Donaldson made her mark covering education for Community Impact newspapers, first in the Houston area, reporting on the Cypress-Fairbanks Independent School District, and, more recently in Austin, providing statehouse coverage of public education, local governmental control, and health care issues.
Donaldson, a Houston native, also worked with the company’s digital editors to implement a digital strategy that increased social media following and engagement in the Cy-Fair edition by 200 percent.
“Local journalism provides the most important tool for readers who want to affect change in their communities,” Donaldson said about her move to the Rivard Report. “I’m excited to be part of a team that is equipping readers with the knowledge to engage in relevant local discussions and to better San Antonio.”
A 2015 graduate of the University of Missouri with bachelor degrees in political science and in journalism, Donaldson said she was drawn to education reporting after an internship with a news wire service in the Missouri statehouse.
“I loved seeing individuals with incredibly different backgrounds — at the time, the deputy commissioner had attended elementary school in a one-room schoolhouse while the commissioner was a product of an inner-city district — come together to improve education for the state’s children,” she wrote in an email about her experiences there.

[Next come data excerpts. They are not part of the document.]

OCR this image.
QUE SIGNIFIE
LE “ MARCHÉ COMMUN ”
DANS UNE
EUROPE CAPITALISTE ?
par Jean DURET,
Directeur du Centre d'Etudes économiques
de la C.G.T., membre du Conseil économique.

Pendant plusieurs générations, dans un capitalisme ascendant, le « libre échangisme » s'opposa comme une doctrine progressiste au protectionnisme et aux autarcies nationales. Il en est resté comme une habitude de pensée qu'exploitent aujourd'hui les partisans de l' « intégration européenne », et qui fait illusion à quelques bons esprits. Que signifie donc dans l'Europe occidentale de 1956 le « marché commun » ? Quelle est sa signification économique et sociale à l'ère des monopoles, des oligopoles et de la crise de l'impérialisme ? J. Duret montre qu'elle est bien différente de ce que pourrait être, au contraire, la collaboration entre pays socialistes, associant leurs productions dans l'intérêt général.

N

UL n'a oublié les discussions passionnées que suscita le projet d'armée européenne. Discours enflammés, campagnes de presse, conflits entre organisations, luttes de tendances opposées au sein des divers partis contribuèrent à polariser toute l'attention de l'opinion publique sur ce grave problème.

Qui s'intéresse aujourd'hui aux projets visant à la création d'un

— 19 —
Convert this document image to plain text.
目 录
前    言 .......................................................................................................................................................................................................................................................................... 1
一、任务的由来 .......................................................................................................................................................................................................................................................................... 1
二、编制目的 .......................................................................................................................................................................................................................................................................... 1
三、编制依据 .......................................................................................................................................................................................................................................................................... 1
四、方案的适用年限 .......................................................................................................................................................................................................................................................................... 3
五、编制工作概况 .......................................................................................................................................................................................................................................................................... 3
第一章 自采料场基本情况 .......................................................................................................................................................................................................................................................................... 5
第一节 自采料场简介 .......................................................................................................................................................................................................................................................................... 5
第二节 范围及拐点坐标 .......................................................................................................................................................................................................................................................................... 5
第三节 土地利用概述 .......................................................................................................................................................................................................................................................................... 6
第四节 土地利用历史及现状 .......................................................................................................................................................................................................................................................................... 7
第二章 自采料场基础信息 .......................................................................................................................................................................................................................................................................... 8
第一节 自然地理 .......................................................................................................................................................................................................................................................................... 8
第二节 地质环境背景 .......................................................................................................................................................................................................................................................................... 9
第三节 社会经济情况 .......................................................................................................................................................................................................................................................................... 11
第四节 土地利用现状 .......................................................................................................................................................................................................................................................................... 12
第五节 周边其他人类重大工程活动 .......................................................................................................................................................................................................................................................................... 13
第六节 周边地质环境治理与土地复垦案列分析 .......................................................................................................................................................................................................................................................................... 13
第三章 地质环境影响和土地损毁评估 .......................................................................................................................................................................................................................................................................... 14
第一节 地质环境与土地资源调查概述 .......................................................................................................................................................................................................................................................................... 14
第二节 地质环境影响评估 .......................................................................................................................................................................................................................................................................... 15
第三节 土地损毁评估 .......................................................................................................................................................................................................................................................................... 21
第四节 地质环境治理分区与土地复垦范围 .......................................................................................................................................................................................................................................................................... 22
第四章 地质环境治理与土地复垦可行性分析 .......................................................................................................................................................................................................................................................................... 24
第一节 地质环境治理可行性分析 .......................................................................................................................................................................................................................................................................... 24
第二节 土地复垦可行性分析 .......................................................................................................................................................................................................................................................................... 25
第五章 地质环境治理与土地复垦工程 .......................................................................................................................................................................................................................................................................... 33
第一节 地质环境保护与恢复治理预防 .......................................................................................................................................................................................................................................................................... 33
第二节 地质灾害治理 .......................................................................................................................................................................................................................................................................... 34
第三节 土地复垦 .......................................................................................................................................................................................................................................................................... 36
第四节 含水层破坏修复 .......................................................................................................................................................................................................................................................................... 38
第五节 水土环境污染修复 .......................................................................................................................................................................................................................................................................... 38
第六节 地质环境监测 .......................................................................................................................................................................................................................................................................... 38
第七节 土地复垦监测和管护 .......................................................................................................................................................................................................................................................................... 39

Donaldson is a runner who completed her first half-marathon in September. She was also part of a trivia team in Austin that met weekly to compete.
Casey, Gibbons, and Donaldson join a team of three business team staffers, led by chief operating officer Jenna Mallette, and more than a dozen editors, full-time reporters, and freelance contributors at the Rivard Report. Rivard and his wife, Monika Maeckle, launched the publication as an online news and analysis blog nearly six years ago, on February 13, 2012.
Within a year, the publication boasted two other employees, reporter Iris Dimmick, now managing editor, and photographer Scott Ball, now the photo editor. The Rivard Report officially became a nonprofit news organization in August 2015.